Jurisconsulte et homme d'Etat, Horace Mann est surtout connu comme promoteur de l'éducation populaire aux Etats-Unis d'Amérique. Son influence à cet égard a été considérable, et sa réputation s'est répandue dans tous les pays où l'instruction primaire est appréciée. Il naquit le 4 mai 1796 à Franklin (Massachusetts), d'un père qui cultivait de ses mains un mince patrimoine et d'une mère qui joignait à un grand sens un caractère moral distingué. Il prit d'eux, avec une haute estime pour le savoir et les livres, un ardent désir de se rendre utile.
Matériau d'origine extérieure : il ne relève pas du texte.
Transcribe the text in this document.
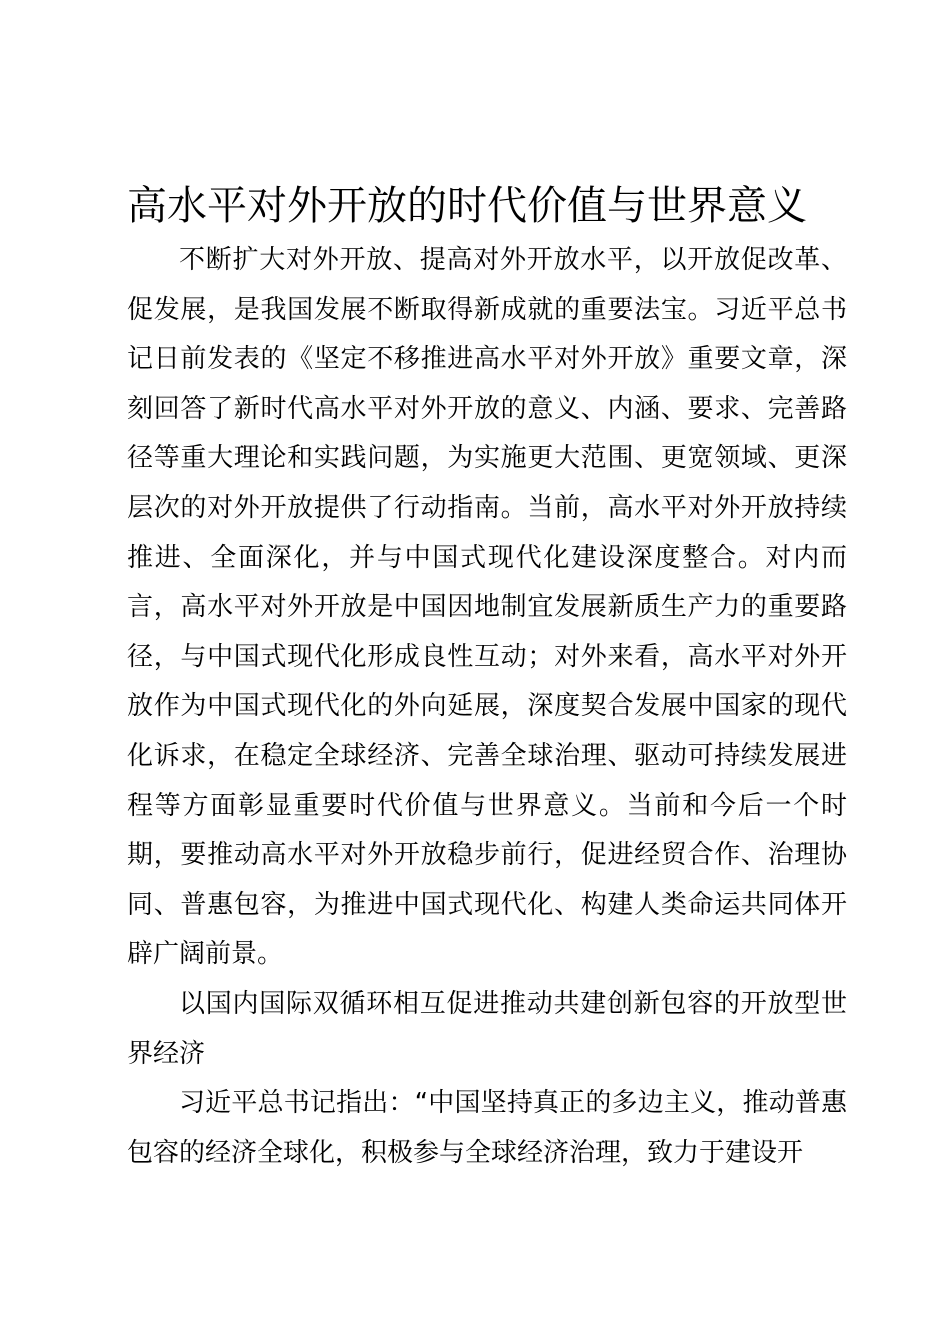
高水平对外开放的时代价值与世界意义

不断扩大对外开放、提高对外开放水平，以开放促改革、促发展，是我国发展不断取得新成就的重要法宝。习近平总书记日前发表的《坚定不移推进高水平对外开放》重要文章，深刻回答了新时代高水平对外开放的意义、内涵、要求、完善路径等重大理论和实践问题，为实施更大范围、更宽领域、更深层次的对外开放提供了行动指南。当前，高水平对外开放持续推进、全面深化，并与中国式现代化建设深度整合。对内而言，高水平对外开放是中国因地制宜发展新质生产力的重要路径，与中国式现代化形成良性互动；对外来看，高水平对外开放作为中国式现代化的外向延展，深度契合发展中国家的现代化诉求，在稳定全球经济、完善全球治理、驱动可持续发展进程等方面彰显重要时代价值与世界意义。当前和今后一个时期，要推动高水平对外开放稳步前行，促进经贸合作、治理协同、普惠包容，为推进中国式现代化、构建人类命运共同体开辟广阔前景。

以国内国际双循环相互促进推动共建创新包容的开放型世界经济

习近平总书记指出：“中国坚持真正的多边主义，推动普惠包容的经济全球化，积极参与全球经济治理，致力于建设开
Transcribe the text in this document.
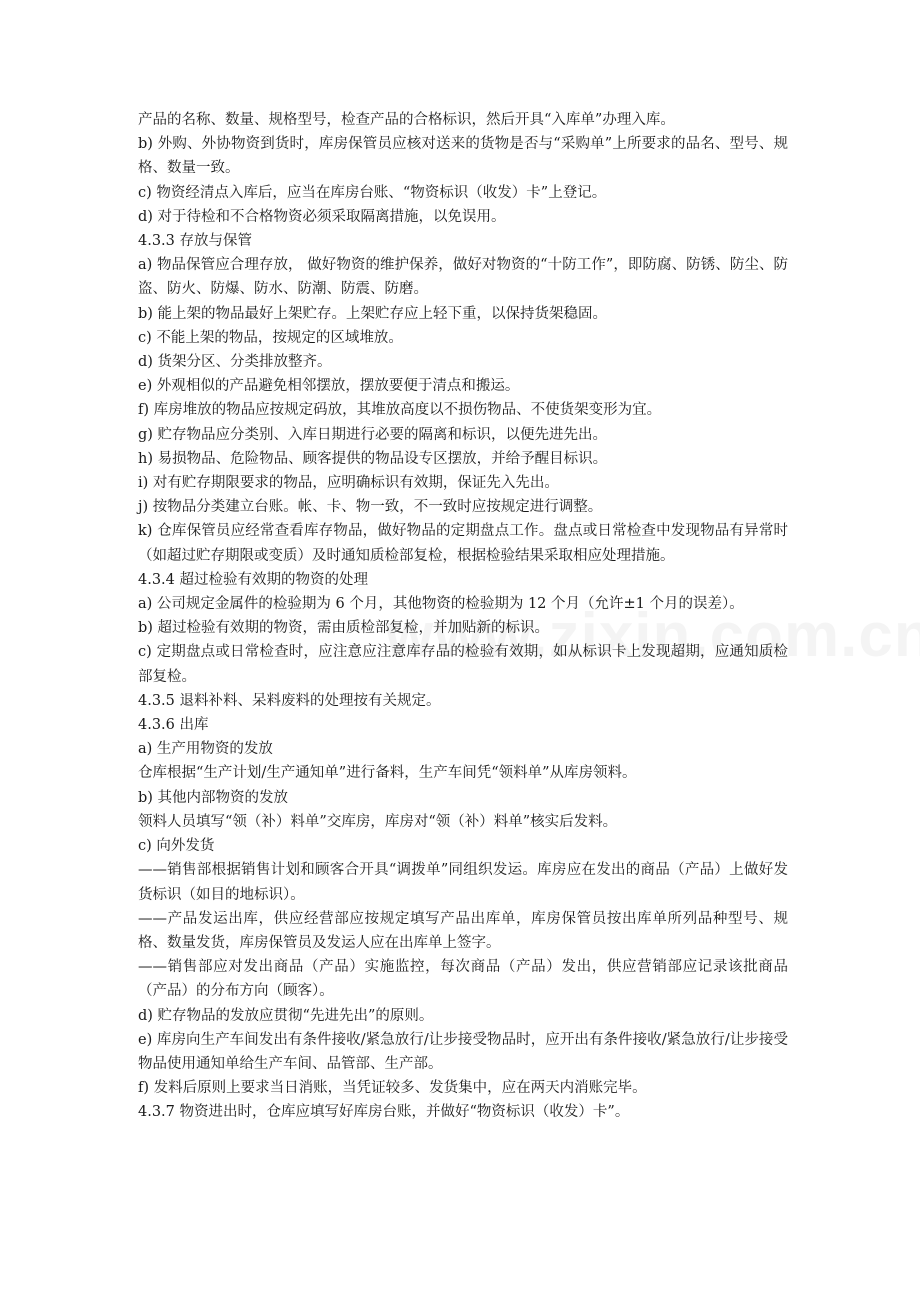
产品的名称、数量、规格型号，检查产品的合格标识，然后开具“入库单”办理入库。

b) 外购、外协物资到货时，库房保管员应核对送来的货物是否与“采购单”上所要求的品名、型号、规格、数量一致。

c) 物资经清点入库后，应当在库房台账、“物资标识（收发）卡”上登记。

d) 对于待检和不合格物资必须采取隔离措施，以免误用。

4.3.3 存放与保管

a) 物品保管应合理存放， 做好物资的维护保养，做好对物资的“十防工作”，即防腐、防锈、防尘、防盗、防火、防爆、防水、防潮、防震、防磨。

b) 能上架的物品最好上架贮存。上架贮存应上轻下重，以保持货架稳固。

c) 不能上架的物品，按规定的区域堆放。

d) 货架分区、分类排放整齐。

e) 外观相似的产品避免相邻摆放，摆放要便于清点和搬运。

f) 库房堆放的物品应按规定码放，其堆放高度以不损伤物品、不使货架变形为宜。

g) 贮存物品应分类别、入库日期进行必要的隔离和标识，以便先进先出。

h) 易损物品、危险物品、顾客提供的物品设专区摆放，并给予醒目标识。

i) 对有贮存期限要求的物品，应明确标识有效期，保证先入先出。

j) 按物品分类建立台账。帐、卡、物一致，不一致时应按规定进行调整。

k) 仓库保管员应经常查看库存物品，做好物品的定期盘点工作。盘点或日常检查中发现物品有异常时（如超过贮存期限或变质）及时通知质检部复检，根据检验结果采取相应处理措施。

4.3.4 超过检验有效期的物资的处理

a) 公司规定金属件的检验期为 6 个月，其他物资的检验期为 12 个月（允许±1 个月的误差）。

b) 超过检验有效期的物资，需由质检部复检，并加贴新的标识。

c) 定期盘点或日常检查时，应注意应注意库存品的检验有效期，如从标识卡上发现超期，应通知质检部复检。

4.3.5 退料补料、呆料废料的处理按有关规定。

4.3.6 出库

a) 生产用物资的发放

仓库根据“生产计划/生产通知单”进行备料，生产车间凭“领料单”从库房领料。

b) 其他内部物资的发放

领料人员填写“领（补）料单”交库房，库房对“领（补）料单”核实后发料。

c) 向外发货

——销售部根据销售计划和顾客合开具“调拨单”同组织发运。库房应在发出的商品（产品）上做好发货标识（如目的地标识）。

——产品发运出库，供应经营部应按规定填写产品出库单，库房保管员按出库单所列品种型号、规格、数量发货，库房保管员及发运人应在出库单上签字。

——销售部应对发出商品（产品）实施监控，每次商品（产品）发出，供应营销部应记录该批商品（产品）的分布方向（顾客）。

d) 贮存物品的发放应贯彻“先进先出”的原则。

e) 库房向生产车间发出有条件接收/紧急放行/让步接受物品时，应开出有条件接收/紧急放行/让步接受物品使用通知单给生产车间、品管部、生产部。

f) 发料后原则上要求当日消账，当凭证较多、发货集中，应在两天内消账完毕。

4.3.7 物资进出时，仓库应填写好库房台账，并做好“物资标识（收发）卡”。
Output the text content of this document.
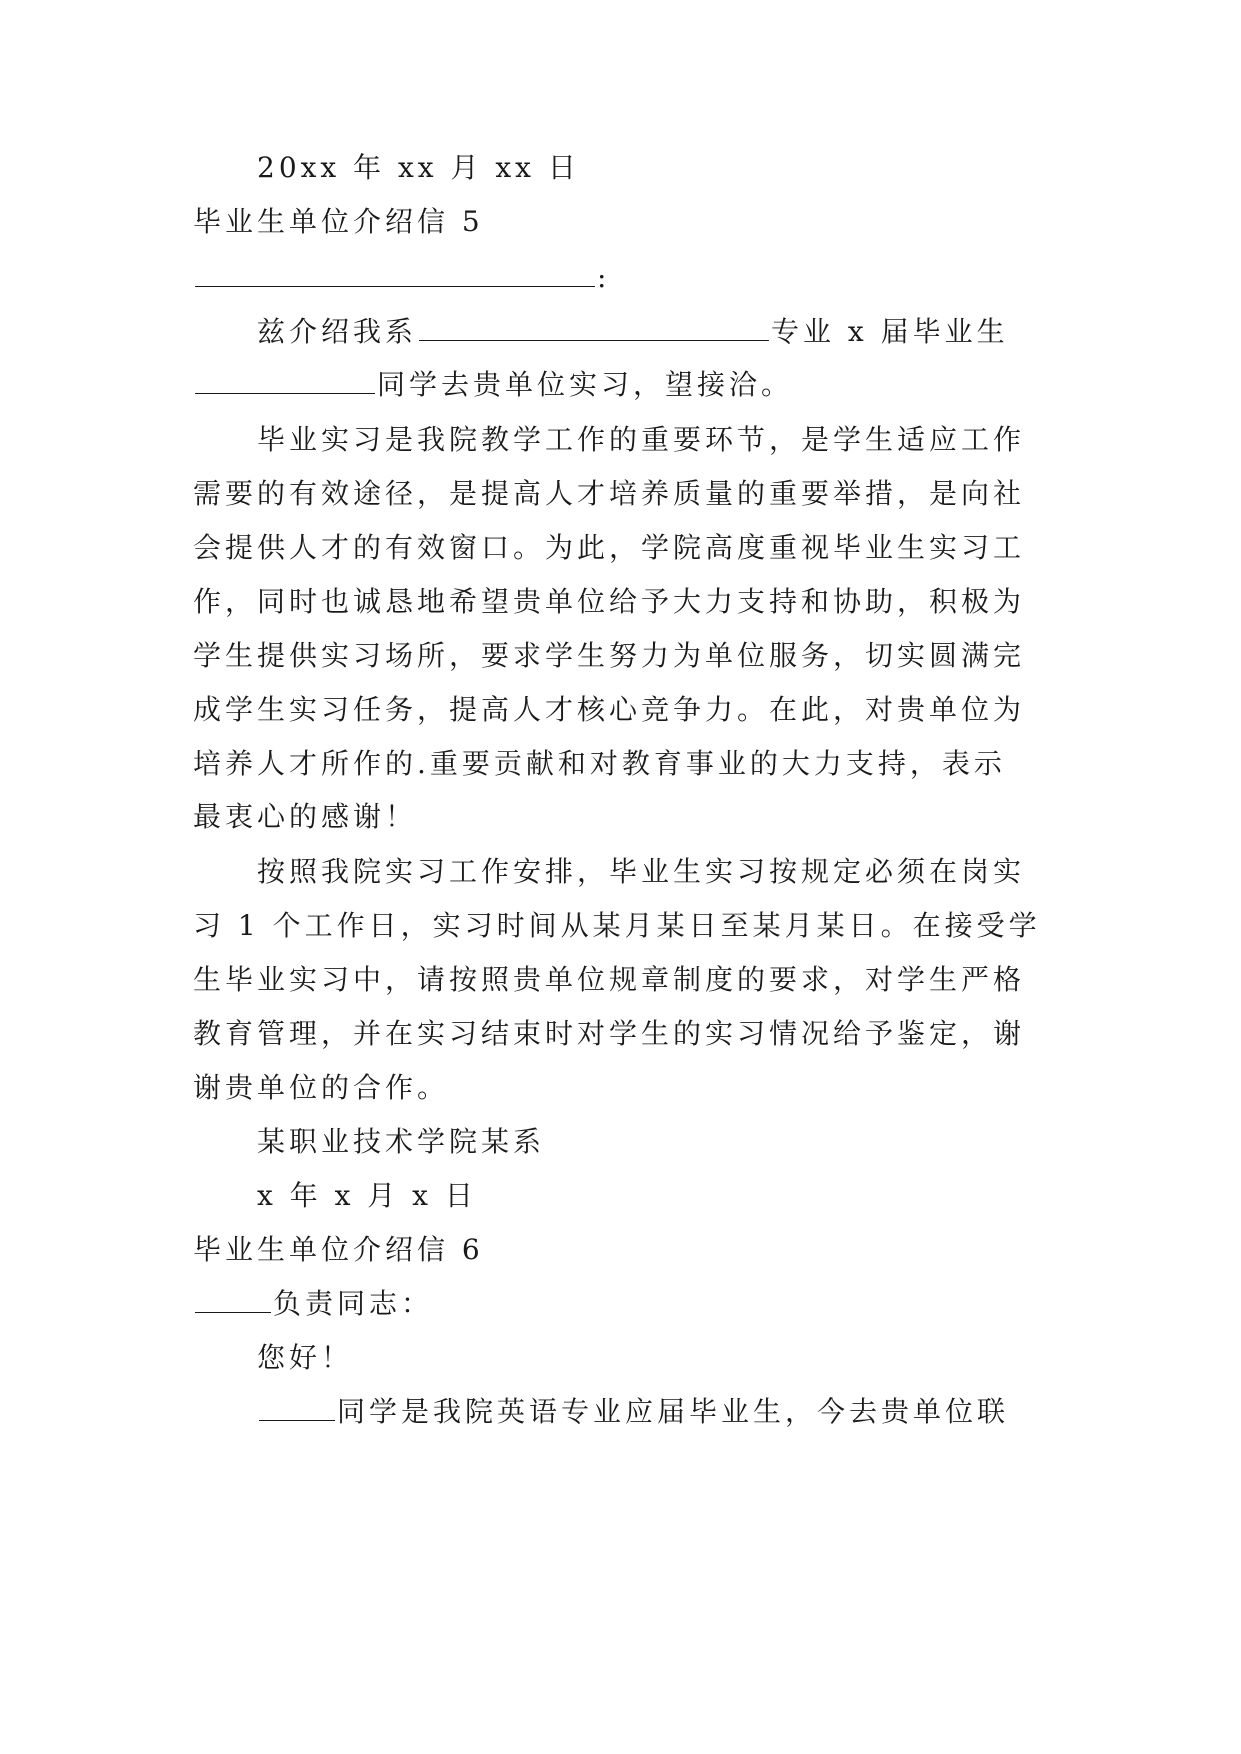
20xx 年 xx 月 xx 日
毕业生单位介绍信 5
:
兹介绍我系	专业 x 届毕业生
同学去贵单位实习，望接洽。
毕业实习是我院教学工作的重要环节，是学生适应工作
需要的有效途径，是提高人才培养质量的重要举措，是向社
会提供人才的有效窗口。为此，学院高度重视毕业生实习工
作，同时也诚恳地希望贵单位给予大力支持和协助，积极为
学生提供实习场所，要求学生努力为单位服务，切实圆满完
成学生实习任务，提高人才核心竞争力。在此，对贵单位为
培养人才所作的.重要贡献和对教育事业的大力支持，表示
最衷心的感谢！
按照我院实习工作安排，毕业生实习按规定必须在岗实
习 1 个工作日，实习时间从某月某日至某月某日。在接受学
生毕业实习中，请按照贵单位规章制度的要求，对学生严格
教育管理，并在实习结束时对学生的实习情况给予鉴定，谢
谢贵单位的合作。
某职业技术学院某系
x 年 x 月 x 日
毕业生单位介绍信 6
负责同志：
您好！
同学是我院英语专业应届毕业生，今去贵单位联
Privé de son père à l'âge de treize ans, il eut souvent à labourer de ses mains pour soutenir sa mère et sa soeur. Leur pauvreté était si grande que, pour acheter ses livres de classe, quand il était libre d'aller à l'école, il avait à s'imposer des tâches supplémentaires. Il travaillait tout le jour et ne pouvait prendre que sur son sommeil le temps de lire les quelques ouvrages de théologie et d'histoire qui composaient la bibliothèque municipale de sa petite ville.

Un heureux hasard donna satisfaction à son voeu le plus cher, qui était d'apprendre le latin. Un professeur ambulant et fantasque, mais très instruit, lui fit lire en quelques mois les écrivains de cette langue qui demandent plusieurs années dans les écoles classiques. A force de travail et d'économie, il parvint à entrer à l'université de la ville de Providence. Il s'y distingua et y prit ses degrés ; il avait choisi pour sujet de sa thèse : le Caractère progressif de la race humaine. Il devait montrer que ce n'était pas là pour lui un simple thème de déclamation.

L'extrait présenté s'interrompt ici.